Пришло время серьезных разговоров.

– Ты, небось, гадаешь, зачем я зазвал тебя в гости, а потом – в баню затащил, а? – спросил кнез у Мечеслава.

– Есть такое, – ответствовал тот.

Он-то уже догадался, что от него чего-то хотят, только присматриваются сперва, проверяют и оценивают, годишься ли ты, совладаешь ли. Но роль надо было играть до конца.

– Удивляться нечему, – продолжил кнез. – В бане проверяется, каков муж, что собой представляет. Здесь ты наг, ничего не скроешь.

– А кто в баню не ходит, тот недоброе замыслил, – добавил один из гридей кнеза.

– До́бро Тихомир говорит, – раздался одобрительный гомон.

– Теперь ты с нами, а мы – с тобой. Теперь у нас от тебя нет тайн, – резюмировал кнез, – и у тебя от нас не должно быть.

Ставки повышались.

– Что я должен сделать? – спросил Мечеслав, сам удивленный своему спокойствию.

– Сварожич указал на тебя, как на посланца.

Мечеслав, который к тому моменту как раз приложился к кувшину, чуть не поперхнулся пивом.

– Ты – посланец.

Не надо было быть семи пядей во лбу, чтобы понять, что именно его, ковача Мечеслава, кнез избрал для того, чтобы послать к варгам. Перспективы открывались заманчивые, особенно с научной точки зрения. Но и издержки процесса тоже повышались. Буквально – или грудь в крестах (ну ладно, в гривнах, за неимением здесь орденов), или голова в кустах.

– Мне ехать к вождю эрбинов? – спросил Мечеслав, предваряя объяснения.

– Я был прав, – ответил кнез. – Ты не только слушаешь, но и слышишь несказанное вслух. Из тебя будет добрый посланник.

– Что я должен буду сообщить кнезу эрбинов?

– У эрбинов не кнез, у них – кёниг. Они украли у нас это слово и переиначили его, Чернобогу на радость.

Логично, черт возьми, логично. Родственные народы, родственные языки. И всё время кому-то кажется, что у него что-то украли. Андрей мог слету назвать несколько теорий, согласно которым это название считали позаимствованным славянами именно из германских языков. «Кнез» (точнее – «кнедс», отсюда и польский «ксендз») и «кёниг»… Если убрать гласные, то получалось примерно одно и то же – «кнд» и «кнг». Вот из-за таких вещей и начинались большие войны.

– Да ты слушаешь ли?

Мечеслава отвлек от раздумий вопрос кнеза. Пора было вернуться в реальность.

– Конечно, светлый кнезе. Я готов ехать к кёнигу эрбинов. Только в чем моя… ммм… задача?

Кнез, как видно, был удовлетворен сообразительностью ковача, она избавляла от долгих объяснений.

– Твоя поездка не будет тайной. И тайной не будет то, что я передам кёнигу Адалвалфу. Но не говори об этом никому здесь, об этом ведаем только мы, – кнез показал рукой на остальных участников беседы. – Понимаешь?

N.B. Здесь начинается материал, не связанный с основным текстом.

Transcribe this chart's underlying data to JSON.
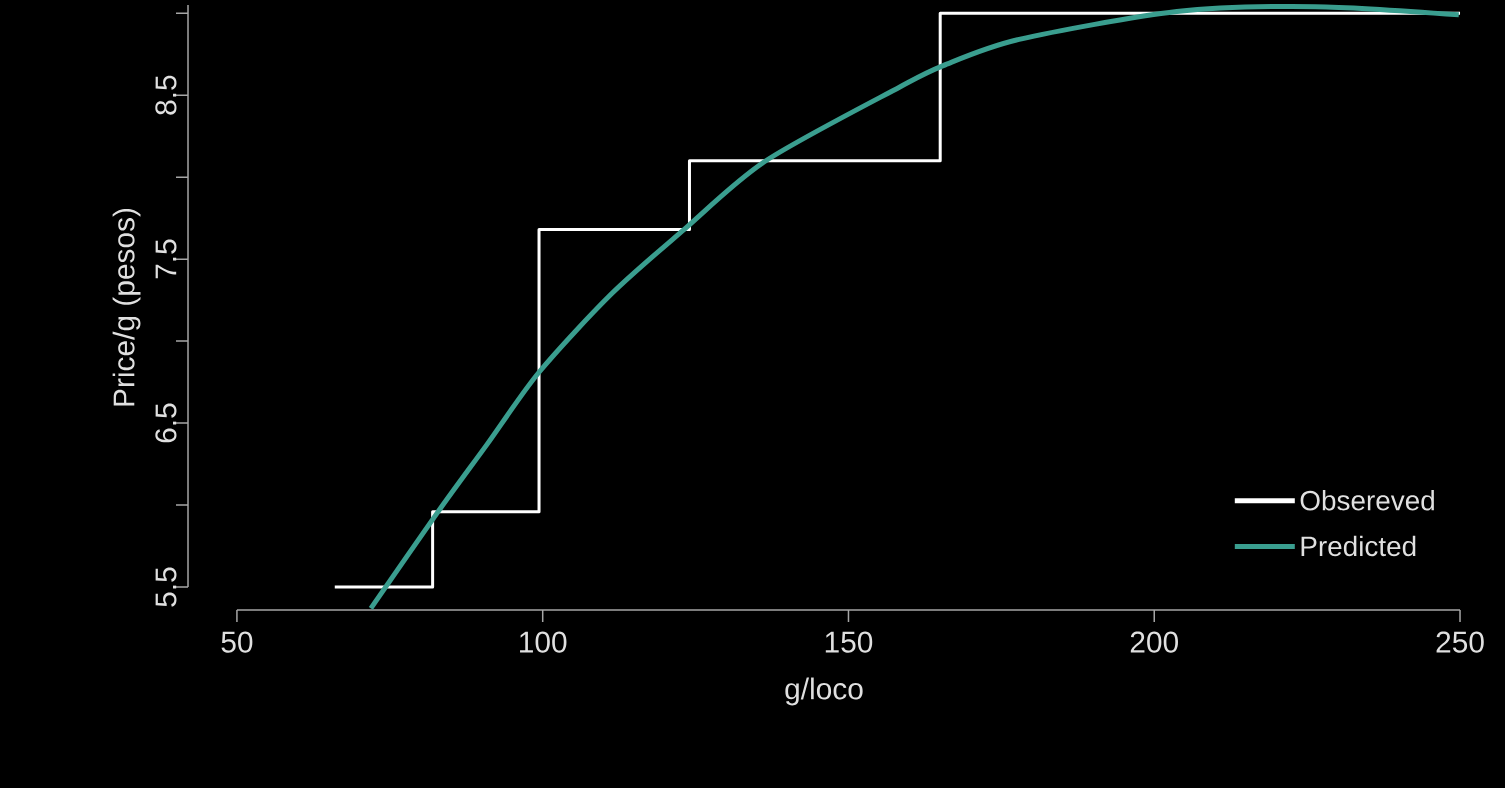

– Как же не понять? – ответствовал ковач. – Что я должен сказать кёнигу? Что мы будем биться до конца, и лучше б ему убраться подобру-поздорову?

– Это само собой. Но речь не о том. Повоевать мы всегда успеем. Но ныне нам потребен мир…

Мечеслав опять поперхнулся бы пивом, но оно к тому времени закончилось. Кнез, еще совсем недавно собиравшийся воевать не на жизнь, а на смерть, вдруг выразил намерение мириться. И с кем? С извечными варгами, убийцами своего народа. Звучало это опять-таки странно и совсем не в духе кнеза – по крайней мере, так казалось Мечеславу.

– Мне говорить с кёнигом Адалвалфом о мире? – уточнил он.

– Да.

– Но отчего…

– Не спрашивай. Будет много лишних слов, но не будет правды. Если эрбины отпустят всех наших людей и уйдут за Лабу, нам с ними не будет нужды воевать…

Видно было, что это решение далось кнезу нелегко, но он упорно гнул свою линию.

– Мне предложить кёнигу мир в случае, если он отпустит наших людей и уведет войско за Лабу? – еще раз переспросил Мечеслав.